6. Position within hardware-security benchmarking
HardSecBench occupies a distinct position within the broader landscape of hardware-security benchmarks. It is a benchmark for LLM-generated code security under hidden security requirements, not a benchmark for post-silicon attack detection, Hardware Trojan search, or end-to-end hardware-software co-design. This distinction matters because the name has been used in at least one adjacent context: the benchmark introduced as Seeker1 in "The Seeker's Dilemma: Realistic Formulation and Benchmarking for Hardware Trojan Detection" (Sarihi et al., 2024) is described in the provided material as being later referred to by the query as HardSecBench. That benchmark concerns unknown-infection Hardware Trojan detection on restructured netlists, with a mixture of clean and infected circuits and a game-theoretic framing in which the defender does not know whether an HT exists at all (Sarihi et al., 2024).
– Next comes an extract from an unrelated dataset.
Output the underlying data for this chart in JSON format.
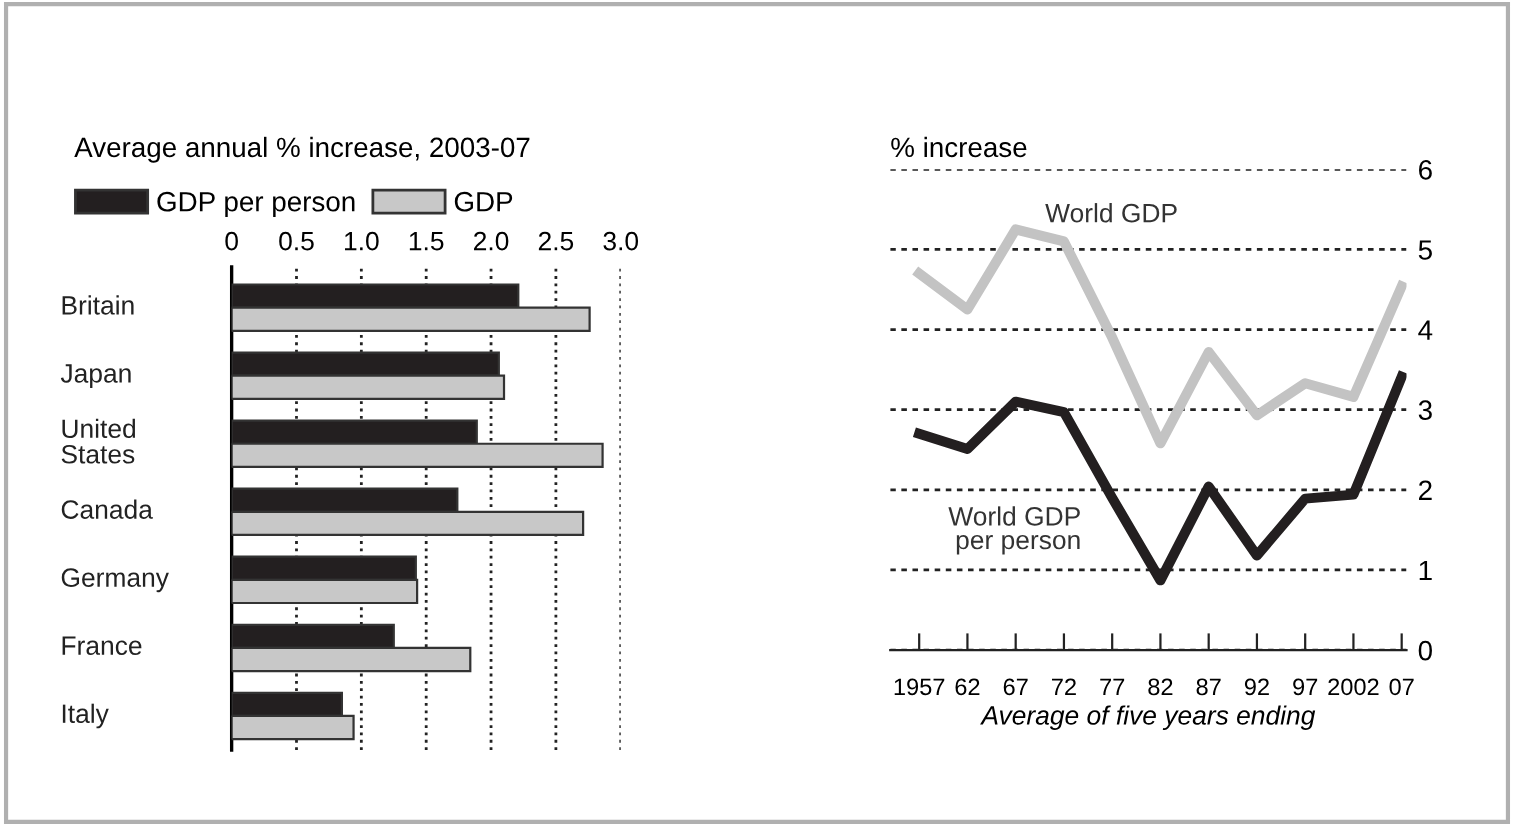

The modern HardSecBench of (Chen et al., 20 Jan 2026), by contrast, evaluates whether LLMs infer hidden secure-design constraints when generating Verilog or firmware from ostensibly functional specifications.
A second relevant comparison concerns benchmark validity in the LLM era. "AttackonCTF: Defending Hardware Security Competition Benchmarks in the Age of LLMs" argues that hardware-security competition benchmarks can be undermined when models exploit diff-style syntactic clues rather than genuine vulnerability reasoning, and proposes a semantics-preserving obfuscation framework to reduce that shortcut signal (Rostami et al., 14 Jun 2026). HardSecBench addresses a different layer of the evaluation problem by grounding scores in executable harnesses and by decoupling benchmark construction into isolated roles (Chen et al., 20 Jan 2026). This suggests that robust hardware-security benchmarking now has at least two separable requirements: execution-grounded scoring, as in HardSecBench, and artifact-level resistance to shortcut exploitation, as emphasized by AttackonCTF (Rostami et al., 14 Jun 2026).
A broader implication is that HardSecBench should be read not merely as a dataset of secure-code tasks, but as a methodological claim about evaluation. Functional correctness, security correctness, prompt sensitivity, benchmark construction quality, and leakage-resistant evaluation are treated as separate variables. In that respect, HardSecBench formalizes a narrower but technically consequential question: whether hardware-code generation systems surface security reasoning when security is not explicitly requested, but is still required by the underlying design problem (Chen et al., 20 Jan 2026).